Lesson idea: Have students build a 3D model or digital simulation of photosynthesis, then connect it to food webs and ecosystems.
3. Use the 5E Instructional Model
The Engage, Explore, Explain, Elaborate, Evaluate framework is a natural bridge between TEKS and NGSS.
- Engage: NGSS anchoring phenomenon.
- Explore: Hands-on lab or design challenge.
- Explain: TEKS vocabulary, concepts, and required knowledge.
- Elaborate: NGSS-style application to new contexts.
- Evaluate: Assess both TEKS mastery and NGSS skills.
4. Prioritize Inquiry with Structured Content
Allow students to investigate like scientists, but embed clear checkpoints where TEKS content must be articulated.
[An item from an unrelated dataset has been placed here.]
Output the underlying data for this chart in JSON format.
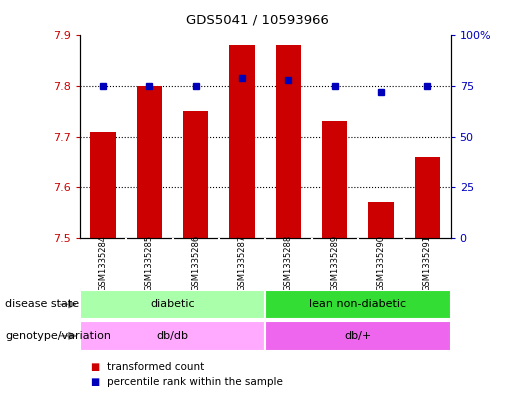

This satisfies assessment needs while maintaining the open-ended, creative spirit of NGSS.
5. Incorporate Engineering Design Challenges
Engineering design is the perfect bridge. TEKS ensures students learn the core content, while NGSS pushes them to apply it creatively.
Example:
- Unit on Forces & Motion
- TEKS: Calculate speed, velocity, acceleration.
- NGSS: Design a prototype vehicle that minimizes collision force.
- Lesson: Students build crash-test cars from cardboard and test them on ramps, analyzing data to meet design goals.
Classroom Examples
Example 1: Middle School Chemistry – Physical vs Chemical Changes
- TEKS: Distinguish between physical and chemical changes in matter.
- NGSS: Analyze data to determine if a change is physical or chemical.
- Lesson: Kitchen Chemistry Lab – students cook scrambled eggs, dissolve sugar, melt butter, and observe baking soda + vinegar. They record evidence for each type of change.
Example 2: High School Biology – Genetics
- TEKS: Describe how traits are transmitted through DNA.
- NGSS: Use models to illustrate the role of DNA and chromosomes in inheritance.
- Lesson: Students build interactive Punnett square simulations and design a “genetic counseling” case study for fictional patients.
Example 3: Physics – Energy Transformations
- TEKS: Investigate conservation of energy and transformation between forms.
- NGSS: Plan and carry out an investigation to provide evidence that energy is conserved.
- Lesson: Students design roller coasters in a simulation, then build scaled models to demonstrate energy conversion.
Assessment Ideas
Balancing NGSS and TEKS also means balancing what you assess and how you assess.
- Traditional Assessment (TEKS-heavy): Quizzes, multiple choice, vocabulary checks.
- Performance Assessment (NGSS-heavy): Lab reports, prototypes, engineering journals, group presentations.
- Hybrid Example: Give a quiz on Newton’s Laws (TEKS), then have students design and test balloon rockets to demonstrate the laws (NGSS).
Challenges and Solutions
Challenge: Feeling like there isn’t enough time to cover both.
- Solution: Identify overlap first; design one rich activity that covers multiple standards.
Challenge: TEKS requires detail that NGSS doesn’t.
- Solution: Build mini-lessons for detail mastery within an NGSS-style project.
Challenge: Assessments lean heavily toward TEKS.
- Solution: Layer NGSS skills into projects and labs, even if the final exam is TEKS-based.
Why This Balance Benefits Students
When students experience lessons that blend TEKS precision with NGSS exploration, they:
- Master the required content for Texas assessments.
- Develop critical thinking, collaboration, and problem-solving skills.
- See connections between science disciplines and real-world issues.
- Become adaptable learners ready for college, careers, and global challenges.
Final Thoughts
Balancing NGSS and TEKS in STEM lesson writing isn’t about doing double the work—it’s about being strategic. Use TEKS to anchor your content and NGSS to enrich the process. Together, they create lessons that are rigorous, engaging, and transformative.
As teachers and curriculum writers, we have the unique opportunity to prepare students for success in Texas and beyond. When we align our lessons with both standards, we’re not just checking boxes—we’re building learners who can think, question, design, and solve.
That’s the real power of STEM education.